Pharmaceutical companies spend about a fifth of their sales revenue on R&D. Spending has more than doubled over the last decade. The Tufts Center for the Study of Drug Development figures that the average cost of creating one drug has increased about two and a half times since 1987, to $802 million.
Yet only three of every ten medicines that get to market -- the latter only about one out of every 5,000 to 10,000 compounds originally examined -- actually earn enough revenues to cover their R&D cost. And the three successes have to rack up sufficient sales to pay for dry holes and everything else.
It's not an easy business.
IT IS MADE MORE DIFFICULT by a public that doesn't want to admit that such benefits don't come cheap and politicians dedicated to winning votes by demagoguing the industry. Although there probably isn't an American alive today who hasn't benefited from a new medicine developed in the last decade, over the same period the drugmakers have increasingly been compared to tobacco companies, polluters, and corporate outlaws.
Participants at the CALBIO conference spent most of their time discussing how better to create new medicines. Panel sessions examined how to raise funds for life science companies, deal with the threat of bioterrorism, and understand new emerging medical technologies,
Yet the attendees also worried about regulatory efforts, especially attempts to drive down prices through price controls, restrictive drug formularies, and "reimportation" of their own products from abroad. Such steps threaten even industry leaders, such as Pfizer, Johnson & Johnson, and Merck.
Far more vulnerable, however, are smaller biotech concerns, and especially recent start-ups which have no ongoing sales or accumulated income and thus must entirely depend on investment capital. C. Boyd Clarke, CEO of Neose Technologies, a Pennsylvania biotech concern, observes that "more than 90 percent of such companies remain unprofitable 30 years into the biotech age."
It is far better to get sick today than it was 10 or 20 or 30 years ago. A coalition of seven health care organizations, The Value Group, recently estimated that every dollar invested in health care yields benefits of $2.40 to $3.00.

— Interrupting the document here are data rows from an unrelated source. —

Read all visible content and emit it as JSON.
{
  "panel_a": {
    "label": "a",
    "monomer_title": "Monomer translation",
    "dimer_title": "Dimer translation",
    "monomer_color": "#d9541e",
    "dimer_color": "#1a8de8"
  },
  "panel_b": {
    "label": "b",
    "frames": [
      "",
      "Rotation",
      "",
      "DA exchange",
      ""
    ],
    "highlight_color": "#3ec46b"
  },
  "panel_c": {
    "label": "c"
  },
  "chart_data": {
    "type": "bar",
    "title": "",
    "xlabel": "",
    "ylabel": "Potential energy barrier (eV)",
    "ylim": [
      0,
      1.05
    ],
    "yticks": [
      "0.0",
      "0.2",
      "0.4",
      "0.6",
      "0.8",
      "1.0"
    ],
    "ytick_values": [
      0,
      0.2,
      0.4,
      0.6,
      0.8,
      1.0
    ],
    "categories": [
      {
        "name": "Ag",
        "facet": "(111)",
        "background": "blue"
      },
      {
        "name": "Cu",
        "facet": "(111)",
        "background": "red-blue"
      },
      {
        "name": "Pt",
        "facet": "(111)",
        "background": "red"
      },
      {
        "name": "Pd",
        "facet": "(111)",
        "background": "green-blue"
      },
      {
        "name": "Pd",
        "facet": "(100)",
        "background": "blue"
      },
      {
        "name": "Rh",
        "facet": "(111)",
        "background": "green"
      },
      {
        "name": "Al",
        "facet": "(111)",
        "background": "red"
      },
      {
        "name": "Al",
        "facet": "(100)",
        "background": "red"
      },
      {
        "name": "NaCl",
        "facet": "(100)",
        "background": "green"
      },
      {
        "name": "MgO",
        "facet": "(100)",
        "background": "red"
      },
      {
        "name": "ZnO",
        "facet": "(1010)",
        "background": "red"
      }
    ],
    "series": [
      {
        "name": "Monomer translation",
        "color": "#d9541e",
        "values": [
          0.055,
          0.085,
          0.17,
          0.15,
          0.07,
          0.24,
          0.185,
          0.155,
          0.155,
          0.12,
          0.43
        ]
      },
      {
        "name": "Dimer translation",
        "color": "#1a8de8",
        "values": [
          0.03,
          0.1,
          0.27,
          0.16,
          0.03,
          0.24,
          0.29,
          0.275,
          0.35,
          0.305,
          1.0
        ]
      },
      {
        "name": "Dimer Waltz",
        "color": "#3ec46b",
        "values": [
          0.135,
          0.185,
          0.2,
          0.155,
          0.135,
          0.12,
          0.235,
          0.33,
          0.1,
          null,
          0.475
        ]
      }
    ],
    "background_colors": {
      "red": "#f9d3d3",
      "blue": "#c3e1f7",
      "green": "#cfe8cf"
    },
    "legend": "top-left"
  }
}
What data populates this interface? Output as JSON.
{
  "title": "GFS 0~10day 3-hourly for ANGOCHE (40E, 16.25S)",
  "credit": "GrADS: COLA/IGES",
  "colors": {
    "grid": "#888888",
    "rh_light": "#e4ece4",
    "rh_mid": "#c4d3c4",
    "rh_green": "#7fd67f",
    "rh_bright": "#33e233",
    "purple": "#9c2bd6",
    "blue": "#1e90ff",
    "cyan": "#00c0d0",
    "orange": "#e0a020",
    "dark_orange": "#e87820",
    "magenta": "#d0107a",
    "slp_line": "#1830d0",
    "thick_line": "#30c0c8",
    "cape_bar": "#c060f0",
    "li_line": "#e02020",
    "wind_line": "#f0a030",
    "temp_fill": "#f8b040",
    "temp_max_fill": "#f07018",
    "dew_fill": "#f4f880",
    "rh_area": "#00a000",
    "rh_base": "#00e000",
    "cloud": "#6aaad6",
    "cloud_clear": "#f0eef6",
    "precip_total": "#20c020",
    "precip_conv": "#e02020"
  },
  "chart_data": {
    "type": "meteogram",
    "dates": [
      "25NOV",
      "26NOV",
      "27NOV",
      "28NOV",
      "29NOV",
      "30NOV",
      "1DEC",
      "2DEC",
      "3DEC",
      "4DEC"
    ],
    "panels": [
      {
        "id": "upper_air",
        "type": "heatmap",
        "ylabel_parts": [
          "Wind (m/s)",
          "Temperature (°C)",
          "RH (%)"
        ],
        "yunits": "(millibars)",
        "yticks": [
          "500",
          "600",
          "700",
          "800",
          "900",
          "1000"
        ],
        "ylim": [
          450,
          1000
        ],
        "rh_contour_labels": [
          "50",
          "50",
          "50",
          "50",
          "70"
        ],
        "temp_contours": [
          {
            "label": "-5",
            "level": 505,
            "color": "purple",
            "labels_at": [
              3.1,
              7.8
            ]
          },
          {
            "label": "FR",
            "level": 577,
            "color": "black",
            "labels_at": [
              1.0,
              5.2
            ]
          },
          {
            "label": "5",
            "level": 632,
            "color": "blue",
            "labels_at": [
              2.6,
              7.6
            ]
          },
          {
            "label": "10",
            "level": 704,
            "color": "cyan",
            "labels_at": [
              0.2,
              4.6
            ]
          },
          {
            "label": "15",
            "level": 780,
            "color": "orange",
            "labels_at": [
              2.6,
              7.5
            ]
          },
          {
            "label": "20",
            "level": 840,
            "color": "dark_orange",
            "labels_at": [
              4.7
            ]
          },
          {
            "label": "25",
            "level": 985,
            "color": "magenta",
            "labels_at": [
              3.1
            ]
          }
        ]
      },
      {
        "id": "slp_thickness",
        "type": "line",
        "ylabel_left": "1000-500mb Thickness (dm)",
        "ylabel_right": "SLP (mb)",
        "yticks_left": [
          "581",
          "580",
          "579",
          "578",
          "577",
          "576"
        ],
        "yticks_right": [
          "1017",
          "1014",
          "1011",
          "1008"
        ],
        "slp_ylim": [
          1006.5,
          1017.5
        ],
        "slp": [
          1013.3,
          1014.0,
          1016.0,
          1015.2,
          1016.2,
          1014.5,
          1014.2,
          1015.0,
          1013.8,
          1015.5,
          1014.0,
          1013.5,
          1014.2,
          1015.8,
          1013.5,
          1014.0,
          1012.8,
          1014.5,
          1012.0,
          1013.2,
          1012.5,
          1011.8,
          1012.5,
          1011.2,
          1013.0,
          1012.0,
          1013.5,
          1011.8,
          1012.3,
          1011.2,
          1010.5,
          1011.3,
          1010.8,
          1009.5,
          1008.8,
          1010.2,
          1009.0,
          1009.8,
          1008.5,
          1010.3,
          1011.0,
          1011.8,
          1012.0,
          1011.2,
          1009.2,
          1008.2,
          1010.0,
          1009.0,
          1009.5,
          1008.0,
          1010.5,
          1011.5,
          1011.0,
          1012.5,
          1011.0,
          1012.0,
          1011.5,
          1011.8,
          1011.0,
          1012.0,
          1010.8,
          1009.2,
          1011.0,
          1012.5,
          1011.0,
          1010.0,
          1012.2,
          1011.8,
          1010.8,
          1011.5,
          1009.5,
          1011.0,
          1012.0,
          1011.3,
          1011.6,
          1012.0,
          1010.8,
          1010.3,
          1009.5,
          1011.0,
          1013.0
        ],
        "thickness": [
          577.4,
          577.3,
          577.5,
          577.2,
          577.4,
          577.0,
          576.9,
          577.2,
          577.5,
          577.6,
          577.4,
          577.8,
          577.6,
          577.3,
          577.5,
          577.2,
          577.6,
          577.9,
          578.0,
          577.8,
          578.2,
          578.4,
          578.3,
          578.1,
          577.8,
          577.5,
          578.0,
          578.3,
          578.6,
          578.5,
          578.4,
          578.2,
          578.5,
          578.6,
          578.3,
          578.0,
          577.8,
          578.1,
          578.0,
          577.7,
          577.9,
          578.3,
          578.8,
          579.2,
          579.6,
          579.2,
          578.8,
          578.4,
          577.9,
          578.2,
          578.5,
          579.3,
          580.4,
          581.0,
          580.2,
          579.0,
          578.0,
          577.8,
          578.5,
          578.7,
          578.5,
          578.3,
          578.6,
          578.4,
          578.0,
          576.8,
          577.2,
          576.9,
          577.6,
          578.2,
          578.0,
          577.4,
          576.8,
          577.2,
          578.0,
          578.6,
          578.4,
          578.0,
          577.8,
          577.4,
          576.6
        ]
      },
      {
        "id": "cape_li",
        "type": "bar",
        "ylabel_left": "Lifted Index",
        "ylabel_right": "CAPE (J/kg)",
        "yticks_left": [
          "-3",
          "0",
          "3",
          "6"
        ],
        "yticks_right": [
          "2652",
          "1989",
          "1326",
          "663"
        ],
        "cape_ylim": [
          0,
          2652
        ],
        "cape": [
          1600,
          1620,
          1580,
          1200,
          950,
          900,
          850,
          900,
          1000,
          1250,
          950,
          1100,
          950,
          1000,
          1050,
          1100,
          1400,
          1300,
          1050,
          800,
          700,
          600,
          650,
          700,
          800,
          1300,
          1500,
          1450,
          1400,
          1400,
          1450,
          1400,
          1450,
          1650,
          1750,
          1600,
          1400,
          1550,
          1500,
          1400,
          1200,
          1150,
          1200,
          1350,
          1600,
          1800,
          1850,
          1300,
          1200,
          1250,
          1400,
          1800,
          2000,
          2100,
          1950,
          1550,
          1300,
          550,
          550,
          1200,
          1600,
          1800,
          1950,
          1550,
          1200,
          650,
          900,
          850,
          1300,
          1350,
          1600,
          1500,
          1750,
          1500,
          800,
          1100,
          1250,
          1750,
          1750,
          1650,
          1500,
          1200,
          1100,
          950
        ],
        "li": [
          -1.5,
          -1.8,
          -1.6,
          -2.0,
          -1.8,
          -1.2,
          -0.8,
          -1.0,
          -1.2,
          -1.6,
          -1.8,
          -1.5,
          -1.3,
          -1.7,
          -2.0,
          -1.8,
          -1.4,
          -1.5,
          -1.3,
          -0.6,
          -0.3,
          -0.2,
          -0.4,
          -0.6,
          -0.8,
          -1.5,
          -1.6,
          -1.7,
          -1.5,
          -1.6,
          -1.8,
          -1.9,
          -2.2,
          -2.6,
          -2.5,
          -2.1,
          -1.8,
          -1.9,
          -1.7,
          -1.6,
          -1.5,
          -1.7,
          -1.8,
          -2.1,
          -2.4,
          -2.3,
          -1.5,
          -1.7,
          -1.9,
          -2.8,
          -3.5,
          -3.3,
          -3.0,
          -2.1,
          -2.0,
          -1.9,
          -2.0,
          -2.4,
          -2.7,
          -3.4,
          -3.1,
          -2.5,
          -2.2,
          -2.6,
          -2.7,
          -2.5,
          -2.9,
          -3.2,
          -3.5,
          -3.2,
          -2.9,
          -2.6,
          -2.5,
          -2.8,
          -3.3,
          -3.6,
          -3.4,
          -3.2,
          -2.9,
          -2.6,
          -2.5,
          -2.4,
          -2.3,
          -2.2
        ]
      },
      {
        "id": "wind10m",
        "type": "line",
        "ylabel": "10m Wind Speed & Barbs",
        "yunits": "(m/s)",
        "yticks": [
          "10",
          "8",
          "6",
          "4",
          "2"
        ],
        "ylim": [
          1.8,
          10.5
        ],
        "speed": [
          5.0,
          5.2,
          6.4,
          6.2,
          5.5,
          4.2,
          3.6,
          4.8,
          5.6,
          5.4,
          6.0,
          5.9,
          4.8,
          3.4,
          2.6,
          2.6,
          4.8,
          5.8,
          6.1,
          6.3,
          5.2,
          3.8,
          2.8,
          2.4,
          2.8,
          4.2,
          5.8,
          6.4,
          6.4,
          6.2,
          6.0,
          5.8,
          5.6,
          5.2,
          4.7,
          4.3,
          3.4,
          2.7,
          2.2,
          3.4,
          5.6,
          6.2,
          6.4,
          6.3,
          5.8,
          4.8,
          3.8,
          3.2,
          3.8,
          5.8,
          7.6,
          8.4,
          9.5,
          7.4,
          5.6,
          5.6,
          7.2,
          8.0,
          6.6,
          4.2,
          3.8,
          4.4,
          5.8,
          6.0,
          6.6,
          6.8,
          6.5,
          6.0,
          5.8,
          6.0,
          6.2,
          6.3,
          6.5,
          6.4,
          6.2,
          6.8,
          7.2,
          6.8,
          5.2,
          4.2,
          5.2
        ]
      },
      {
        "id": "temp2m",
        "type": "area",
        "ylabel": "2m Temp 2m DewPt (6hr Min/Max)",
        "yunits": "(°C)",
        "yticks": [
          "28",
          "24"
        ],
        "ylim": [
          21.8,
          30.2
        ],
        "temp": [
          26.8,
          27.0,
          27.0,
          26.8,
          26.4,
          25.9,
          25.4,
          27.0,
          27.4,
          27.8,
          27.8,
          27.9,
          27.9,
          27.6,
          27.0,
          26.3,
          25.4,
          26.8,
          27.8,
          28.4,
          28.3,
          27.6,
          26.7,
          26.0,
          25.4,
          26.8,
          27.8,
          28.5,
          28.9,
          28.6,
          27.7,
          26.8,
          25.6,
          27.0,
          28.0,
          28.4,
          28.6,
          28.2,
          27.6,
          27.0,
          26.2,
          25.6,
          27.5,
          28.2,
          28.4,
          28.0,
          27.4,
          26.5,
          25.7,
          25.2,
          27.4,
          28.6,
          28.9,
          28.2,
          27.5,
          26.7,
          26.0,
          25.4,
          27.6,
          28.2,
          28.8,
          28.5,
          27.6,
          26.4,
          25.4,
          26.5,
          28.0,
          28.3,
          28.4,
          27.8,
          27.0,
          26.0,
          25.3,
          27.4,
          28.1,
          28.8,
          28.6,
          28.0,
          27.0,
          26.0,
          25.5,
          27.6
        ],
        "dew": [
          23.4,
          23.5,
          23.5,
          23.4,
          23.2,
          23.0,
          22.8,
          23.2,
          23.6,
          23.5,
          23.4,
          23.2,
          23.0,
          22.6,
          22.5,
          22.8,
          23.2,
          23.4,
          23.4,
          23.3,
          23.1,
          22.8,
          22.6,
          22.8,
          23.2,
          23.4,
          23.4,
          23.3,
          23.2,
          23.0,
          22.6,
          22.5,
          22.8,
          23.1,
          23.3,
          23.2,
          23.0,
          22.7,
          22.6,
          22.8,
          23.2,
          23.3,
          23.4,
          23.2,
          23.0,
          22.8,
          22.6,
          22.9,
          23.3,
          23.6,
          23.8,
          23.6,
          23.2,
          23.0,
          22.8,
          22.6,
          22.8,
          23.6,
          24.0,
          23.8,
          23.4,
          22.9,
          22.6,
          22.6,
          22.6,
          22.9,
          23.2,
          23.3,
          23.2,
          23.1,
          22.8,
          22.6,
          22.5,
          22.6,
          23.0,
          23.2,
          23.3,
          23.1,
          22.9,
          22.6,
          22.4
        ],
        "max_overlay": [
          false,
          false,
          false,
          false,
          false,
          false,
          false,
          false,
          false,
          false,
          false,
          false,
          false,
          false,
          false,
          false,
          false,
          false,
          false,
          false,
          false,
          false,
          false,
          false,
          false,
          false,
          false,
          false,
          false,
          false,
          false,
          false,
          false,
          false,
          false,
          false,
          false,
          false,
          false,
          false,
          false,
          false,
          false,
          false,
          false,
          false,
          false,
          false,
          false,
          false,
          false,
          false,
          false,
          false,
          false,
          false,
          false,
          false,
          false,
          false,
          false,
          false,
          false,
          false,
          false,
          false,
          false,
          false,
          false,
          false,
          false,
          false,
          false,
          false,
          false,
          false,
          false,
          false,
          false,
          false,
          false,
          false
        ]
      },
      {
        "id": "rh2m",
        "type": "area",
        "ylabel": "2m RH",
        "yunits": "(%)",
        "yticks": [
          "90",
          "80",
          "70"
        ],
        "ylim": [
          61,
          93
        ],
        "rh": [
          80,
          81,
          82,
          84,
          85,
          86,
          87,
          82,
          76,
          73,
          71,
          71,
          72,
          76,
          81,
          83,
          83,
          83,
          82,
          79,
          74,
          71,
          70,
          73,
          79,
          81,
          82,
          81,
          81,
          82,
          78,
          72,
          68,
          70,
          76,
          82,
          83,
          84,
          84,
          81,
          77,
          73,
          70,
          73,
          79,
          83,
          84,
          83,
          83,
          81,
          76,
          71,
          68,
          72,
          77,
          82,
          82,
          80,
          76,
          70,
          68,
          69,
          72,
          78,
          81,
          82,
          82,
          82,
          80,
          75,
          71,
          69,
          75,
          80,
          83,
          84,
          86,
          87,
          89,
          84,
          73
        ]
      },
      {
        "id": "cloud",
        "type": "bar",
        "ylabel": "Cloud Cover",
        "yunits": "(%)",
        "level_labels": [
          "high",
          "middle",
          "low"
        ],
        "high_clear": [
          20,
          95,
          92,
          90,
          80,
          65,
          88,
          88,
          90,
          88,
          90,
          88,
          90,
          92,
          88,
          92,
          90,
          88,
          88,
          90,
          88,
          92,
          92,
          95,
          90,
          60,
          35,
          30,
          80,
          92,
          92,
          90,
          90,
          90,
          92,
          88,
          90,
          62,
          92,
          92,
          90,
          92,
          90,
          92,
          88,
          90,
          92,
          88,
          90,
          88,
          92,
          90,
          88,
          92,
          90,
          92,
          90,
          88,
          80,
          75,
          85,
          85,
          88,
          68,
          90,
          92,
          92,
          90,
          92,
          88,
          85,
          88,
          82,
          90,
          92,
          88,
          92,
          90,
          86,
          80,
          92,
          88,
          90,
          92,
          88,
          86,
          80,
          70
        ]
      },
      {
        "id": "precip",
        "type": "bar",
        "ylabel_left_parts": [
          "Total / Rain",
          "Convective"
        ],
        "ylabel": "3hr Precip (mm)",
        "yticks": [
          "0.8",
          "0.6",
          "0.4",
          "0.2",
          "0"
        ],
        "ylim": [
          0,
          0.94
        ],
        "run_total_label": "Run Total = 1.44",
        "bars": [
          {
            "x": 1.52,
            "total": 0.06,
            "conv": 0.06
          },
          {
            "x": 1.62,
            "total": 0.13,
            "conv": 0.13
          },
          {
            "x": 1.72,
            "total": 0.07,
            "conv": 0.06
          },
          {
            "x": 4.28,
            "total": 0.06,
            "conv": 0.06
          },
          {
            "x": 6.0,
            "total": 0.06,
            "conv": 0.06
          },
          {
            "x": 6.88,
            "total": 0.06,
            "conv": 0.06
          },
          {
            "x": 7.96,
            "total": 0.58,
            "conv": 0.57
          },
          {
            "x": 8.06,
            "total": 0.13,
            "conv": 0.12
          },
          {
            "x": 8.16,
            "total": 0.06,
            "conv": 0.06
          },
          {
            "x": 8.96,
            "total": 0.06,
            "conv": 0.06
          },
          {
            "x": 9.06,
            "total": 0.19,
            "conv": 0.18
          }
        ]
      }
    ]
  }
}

Still, too many people tragically die. But, thankfully, fewer are likely to die 10 and 20 and 30 years from now. Biopharmaceutical researchers are offering Americans a bright future filled with unbounded opportunities.
However, these possibilities will go unrealized if politicians kill the golden goose. Alas, unlike the golden eggs of the fable, wonder drugs cannot be produced for nothing. Those of us who benefit so much from the wonders of biopharmaceutical research must be willing to pay for them.